I swear to god sometimes when I think of you for a second
Parts of me die my heart stops beating
My organs shrivel up
And I'm nothing but the little girl
You assaulted
—————————————————————-

All the birthdays
All the Christmas's
The Easter's
The games
The hugs
You knew
You knew what you did
You knew how it was affecting me
Or how it would
How can you tell someone you love them
Knowing your the reason they can't love themselves
—————————————————————-

Passed down
Like a chronic illness that has u in a choke hold
It gets passed down
Like a disease
It's hard to be angry at you
Knowing you are a victim too
I'm still angry at you I always will be
But the part of me that will always care about others before myself
Hopes your okay
If molesting me made you feel like you got your innocence back I'm happy for you
I will live without my innocence I will live with this whole in my chest
Because I never want someone else's innocence
I will not continue this pattern even if everyone else is
It runs in the family
Evil in my very blood
Your evil now
But to who you were as a child I want to hug you
And steer you in a direction that wouldn't make you hit me with the car
I want to go to whoever started this cycle
I want to beat them to a pulp
Because centuries later
This family
Is still infected
Still diseased
—————————————————————-

I can't go to my own grandmas funeral
And my dad won't be able to go there and heal without seeing someone who hurt me
I'm so sorry
I ruined family events for everyone I'm so sorry
That I spoke up for myself and disgregarded ur feelings
I'm so sorry that grandma won't get her whole family at her funeral because
I can't stand one person
And if I go that means my abuser isn't which mean grandma doesn't get her grand daughter

I'm ruining everything
I ruin things
I should have kept my mouth shut
Auntie was right
Please forgive me I'm so fucking sorry please
I didn't choose this
Please I didn't mean for this to happen
Please I didn't ask to be molested
Please belive me
I'm so sorry
I'm sorry I'm sorry
I'm sorry I'm sorry
—————————————————————-

Poetry about being alive but suicidal

Like a dog in a kennel longing to run through the grass feel the breeze against ur skin
But u cant, it's not even a option because when u get to do that is out of your control

That's how I feel. Wanting to die but my parents took the knifes the cords, went through my room and I'm trapped in a life I don't want to be living,

Continuously Shot,  in pain but u won't die  stuck alive in pain with the bullet wounds

Claustrophobic in ur own skin that somehow doesn't even feel like yours, because someone stole apart of you.

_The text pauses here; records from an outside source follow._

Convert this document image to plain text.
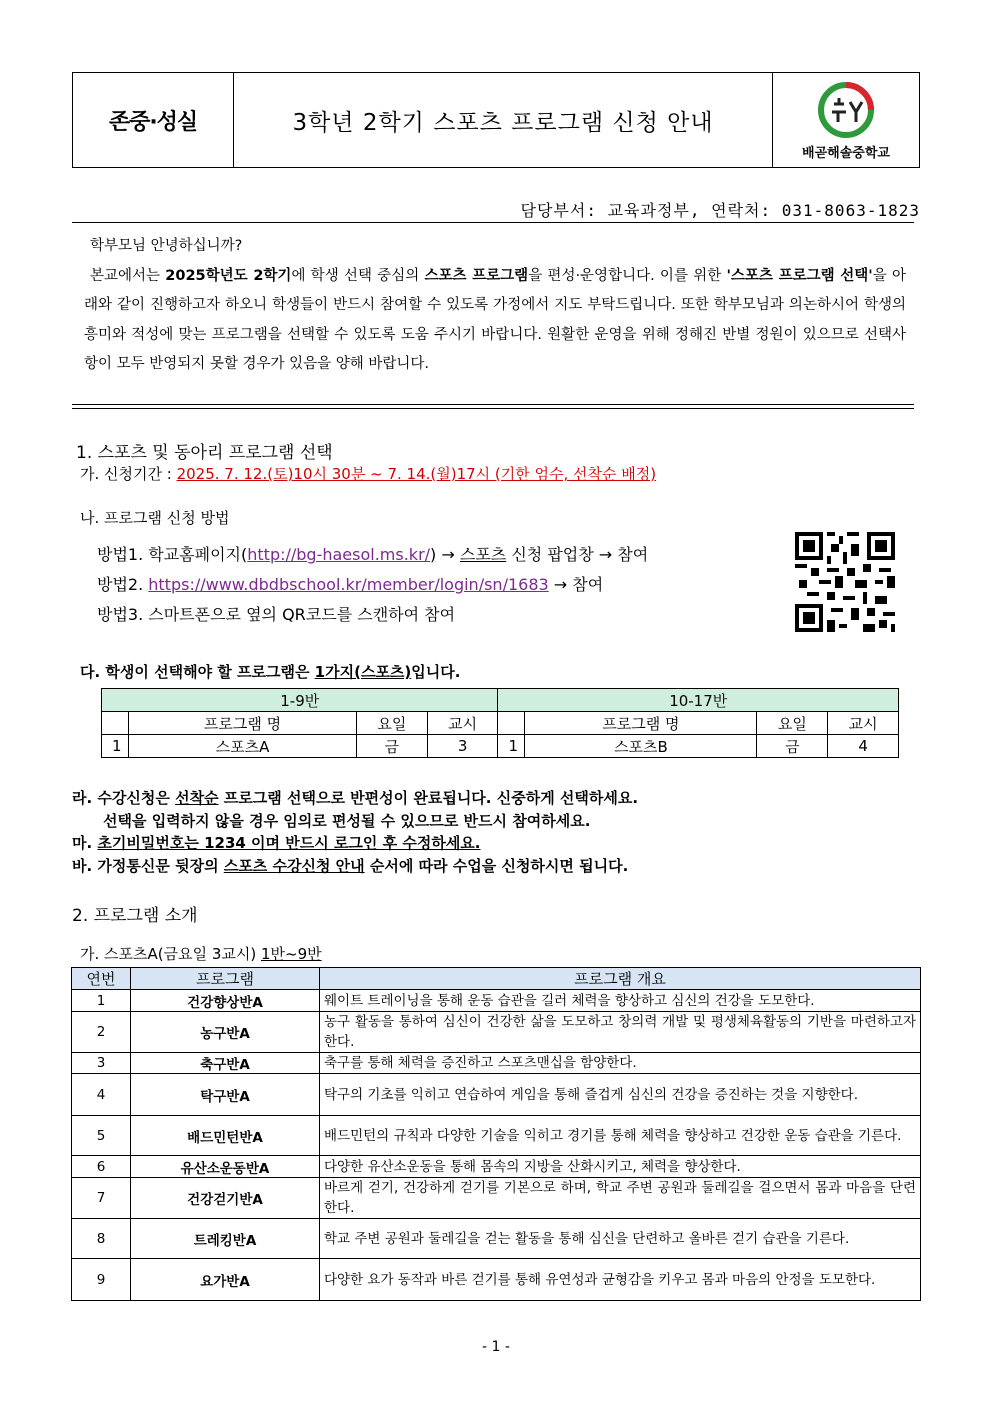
존중·성실	3학년 2학기 스포츠 프로그램 신청 안내
배곧해솔중학교
담당부서: 교육과정부, 연락처: 031-8063-1823
학부모님 안녕하십니까?
본교에서는 2025학년도 2학기에 학생 선택 중심의 스포츠 프로그램을 편성·운영합니다. 이를 위한 '스포츠 프로그램 선택'을 아래와 같이 진행하고자 하오니 학생들이 반드시 참여할 수 있도록 가정에서 지도 부탁드립니다. 또한 학부모님과 의논하시어 학생의 흥미와 적성에 맞는 프로그램을 선택할 수 있도록 도움 주시기 바랍니다. 원활한 운영을 위해 정해진 반별 정원이 있으므로 선택사항이 모두 반영되지 못할 경우가 있음을 양해 바랍니다.
1. 스포츠 및 동아리 프로그램 선택
가. 신청기간 : 2025. 7. 12.(토)10시 30분 ~ 7. 14.(월)17시 (기한 엄수, 선착순 배정)
나. 프로그램 신청 방법
방법1. 학교홈페이지(http://bg-haesol.ms.kr/) → 스포츠 신청 팝업창 → 참여
방법2. https://www.dbdbschool.kr/member/login/sn/1683 → 참여
방법3. 스마트폰으로 옆의 QR코드를 스캔하여 참여
다. 학생이 선택해야 할 프로그램은 1가지(스포츠)입니다.
1-9반				10-17반			
	프로그램 명	요일	교시		프로그램 명	요일	교시
1	스포츠A	금	3	1	스포츠B	금	4
라. 수강신청은 선착순 프로그램 선택으로 반편성이 완료됩니다. 신중하게 선택하세요.
선택을 입력하지 않을 경우 임의로 편성될 수 있으므로 반드시 참여하세요.
마. 초기비밀번호는 1234 이며 반드시 로그인 후 수정하세요.
바. 가정통신문 뒷장의 스포츠 수강신청 안내 순서에 따라 수업을 신청하시면 됩니다.
2. 프로그램 소개
가. 스포츠A(금요일 3교시) 1반~9반
연번	프로그램	프로그램 개요
1	건강향상반A	웨이트 트레이닝을 통해 운동 습관을 길러 체력을 향상하고 심신의 건강을 도모한다.
2	농구반A	농구 활동을 통하여 심신이 건강한 삶을 도모하고 창의력 개발 및 평생체육활동의 기반을 마련하고자 한다.
3	축구반A	축구를 통해 체력을 증진하고 스포츠맨십을 함양한다.
4	탁구반A	탁구의 기초를 익히고 연습하여 게임을 통해 즐겁게 심신의 건강을 증진하는 것을 지향한다.
5	배드민턴반A	배드민턴의 규칙과 다양한 기술을 익히고 경기를 통해 체력을 향상하고 건강한 운동 습관을 기른다.
6	유산소운동반A	다양한 유산소운동을 통해 몸속의 지방을 산화시키고, 체력을 향상한다.
7	건강걷기반A	바르게 걷기, 건강하게 걷기를 기본으로 하며, 학교 주변 공원과 둘레길을 걸으면서 몸과 마음을 단련한다.
8	트레킹반A	학교 주변 공원과 둘레길을 걷는 활동을 통해 심신을 단련하고 올바른 걷기 습관을 기른다.
9	요가반A	다양한 요가 동작과 바른 걷기를 통해 유연성과 균형감을 키우고 몸과 마음의 안정을 도모한다.
- 1 -
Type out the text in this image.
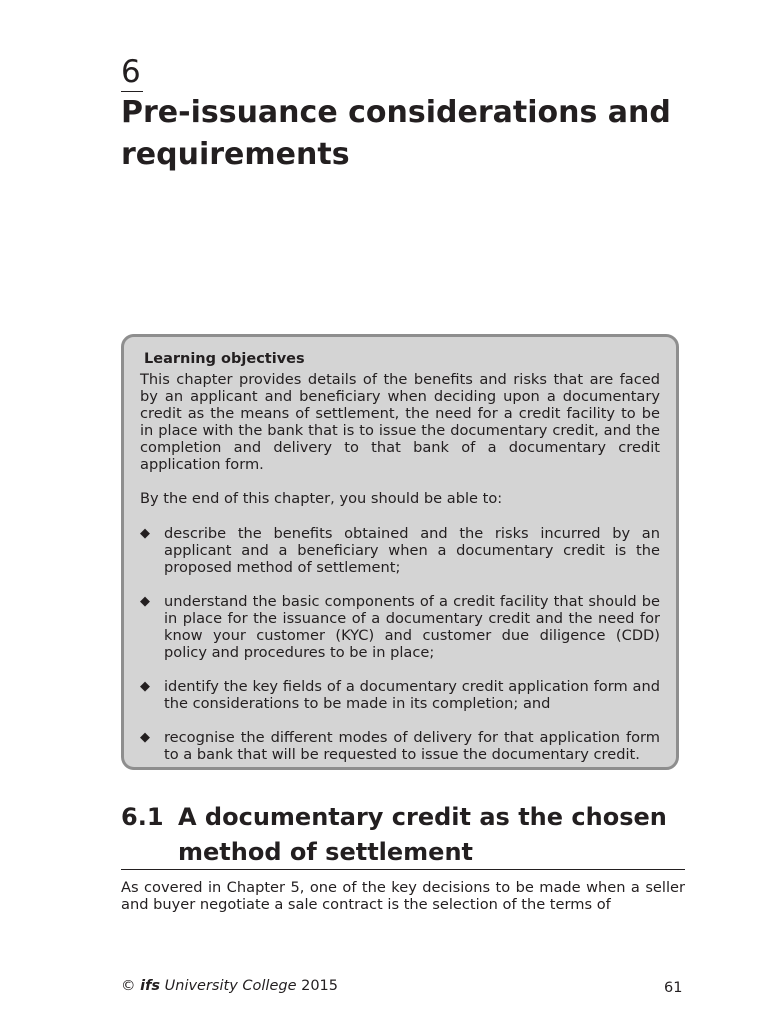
6
Pre-issuance considerations and requirements
Learning objectives

This chapter provides details of the benefits and risks that are faced by an applicant and beneficiary when deciding upon a documentary credit as the means of settlement, the need for a credit facility to be in place with the bank that is to issue the documentary credit, and the completion and delivery to that bank of a documentary credit application form.

By the end of this chapter, you should be able to:

◆ describe the benefits obtained and the risks incurred by an applicant and a beneficiary when a documentary credit is the proposed method of settlement;
◆ understand the basic components of a credit facility that should be in place for the issuance of a documentary credit and the need for know your customer (KYC) and customer due diligence (CDD) policy and procedures to be in place;
◆ identify the key fields of a documentary credit application form and the considerations to be made in its completion; and
◆ recognise the different modes of delivery for that application form to a bank that will be requested to issue the documentary credit.
6.1 A documentary credit as the chosen method of settlement

As covered in Chapter 5, one of the key decisions to be made when a seller and buyer negotiate a sale contract is the selection of the terms of

© ifs University College 2015	61
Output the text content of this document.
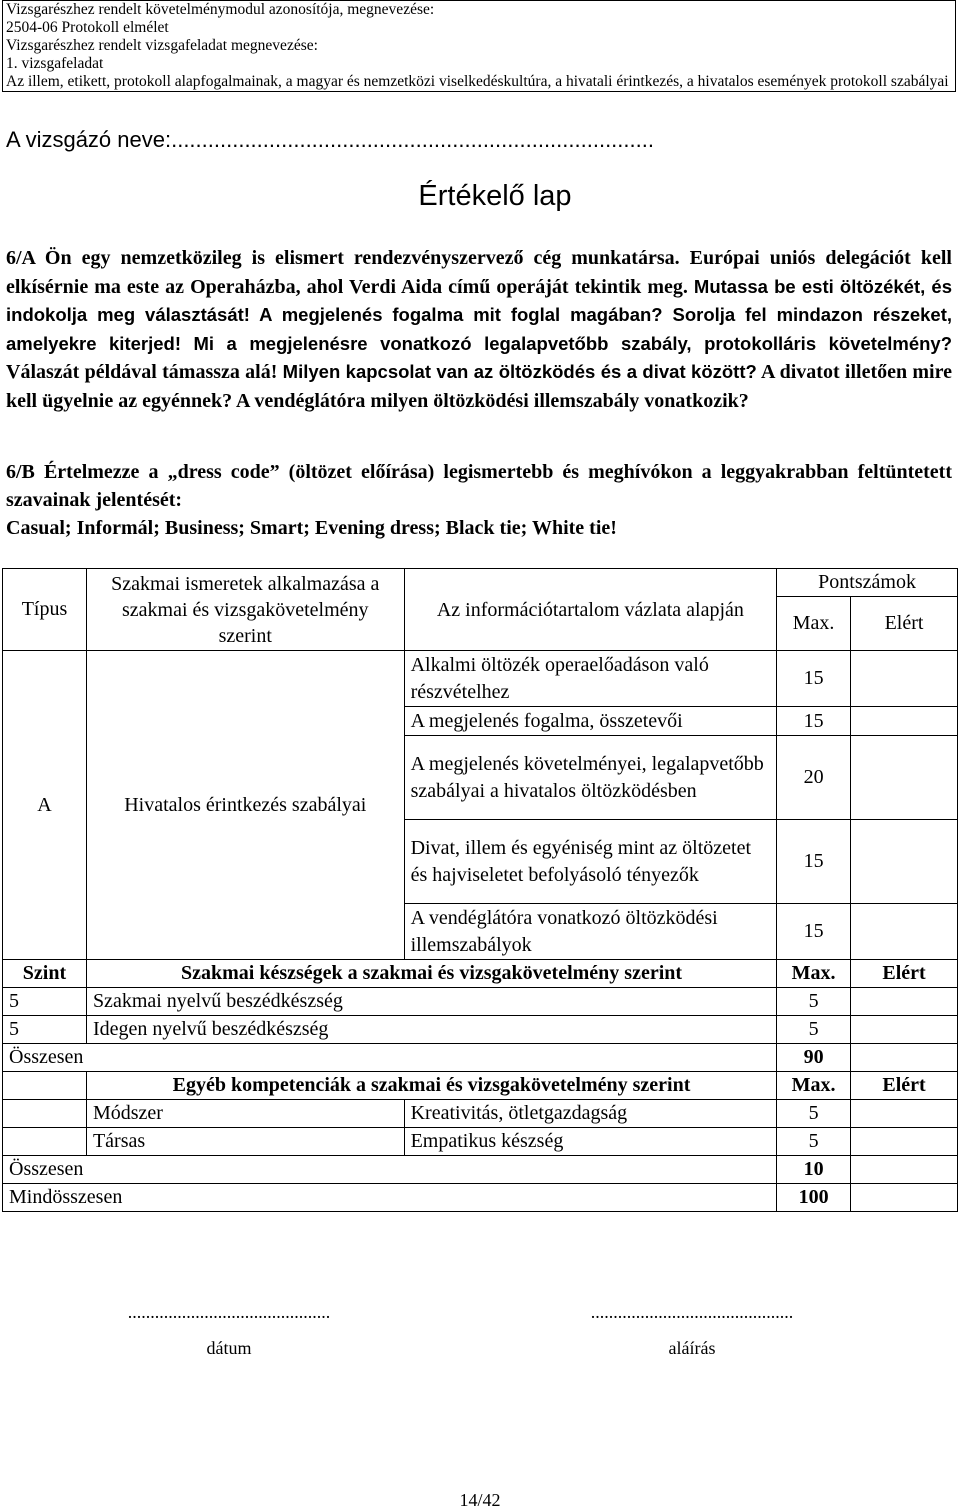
Vizsgarészhez rendelt követelménymodul azonosítója, megnevezése:
2504-06 Protokoll elmélet
Vizsgarészhez rendelt vizsgafeladat megnevezése:
1. vizsgafeladat
Az illem, etikett, protokoll alapfogalmainak, a magyar és nemzetközi viselkedéskultúra, a hivatali érintkezés, a hivatalos események protokoll szabályai
A vizsgázó neve:...............................................................................
Értékelő lap
6/A Ön egy nemzetközileg is elismert rendezvényszervező cég munkatársa. Európai uniós delegációt kell elkísérnie ma este az Operaházba, ahol Verdi Aida című operáját tekintik meg. Mutassa be esti öltözékét, és indokolja meg választását! A megjelenés fogalma mit foglal magában? Sorolja fel mindazon részeket, amelyekre kiterjed! Mi a megjelenésre vonatkozó legalapvetőbb szabály, protokolláris követelmény? Válaszát példával támassza alá! Milyen kapcsolat van az öltözködés és a divat között? A divatot illetően mire kell ügyelnie az egyénnek? A vendéglátóra milyen öltözködési illemszabály vonatkozik?
6/B Értelmezze a „dress code” (öltözet előírása) legismertebb és meghívókon a leggyakrabban feltüntetett szavainak jelentését:
Casual; Informál; Business; Smart; Evening dress; Black tie; White tie!
Típus	Szakmai ismeretek alkalmazása a szakmai és vizsgakövetelmény szerint	Az információtartalom vázlata alapján	Pontszámok	
			Max.	Elért
A	Hivatalos érintkezés szabályai	Alkalmi öltözék operaelőadáson való részvételhez	15	
		A megjelenés fogalma, összetevői	15	
		A megjelenés követelményei, legalapvetőbb szabályai a hivatalos öltözködésben	20	
		Divat, illem és egyéniség mint az öltözetet és hajviseletet befolyásoló tényezők	15	
		A vendéglátóra vonatkozó öltözködési illemszabályok	15	
Szint	Szakmai készségek a szakmai és vizsgakövetelmény szerint		Max.	Elért
5	Szakmai nyelvű beszédkészség		5	
5	Idegen nyelvű beszédkészség		5	
Összesen			90	
	Egyéb kompetenciák a szakmai és vizsgakövetelmény szerint		Max.	Elért
	Módszer	Kreativitás, ötletgazdagság	5	
	Társas	Empatikus készség	5	
Összesen			10	
Mindösszesen			100	
.............................................
dátum
.............................................
aláírás
14/42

I know the world needs me in it I've heard that but I don't the need the world

The same world who gave me these scars the same world that hurt me like this

One thing I crave more than anything else in the world is to die but I'm in cage

Longing to leave
To flea
This pain
But I can't
If I could I would believe me  but
I can't
—————————————————————-

You are safe here no need to worry you know these people you are safe I promise

I promise?.. I trusted her even when her hands were on my body I trusted her when she told me this was just a bath

I trusted her when she said she needed  to wash other places...  I even trusted her when she started to ask me things like do u like that

So no mom I'm not safe I don't trust anybody anymore

I think that was when my voice left me when I was 7 I mean I have a voice but it's not mine it's not the truth it's not what I want to say,
—————————————————————-

The darkness is coming back

It's starting to be familiar again
I want to escape it again
But this time I wonder if I'm the darkness and that's why I can never escape it

Maybe i have to kill the darkness even if that means I go with it

All I want is the pain to end this never ending cycle

Am I giving up again?  Am I going to give in to all of my urges?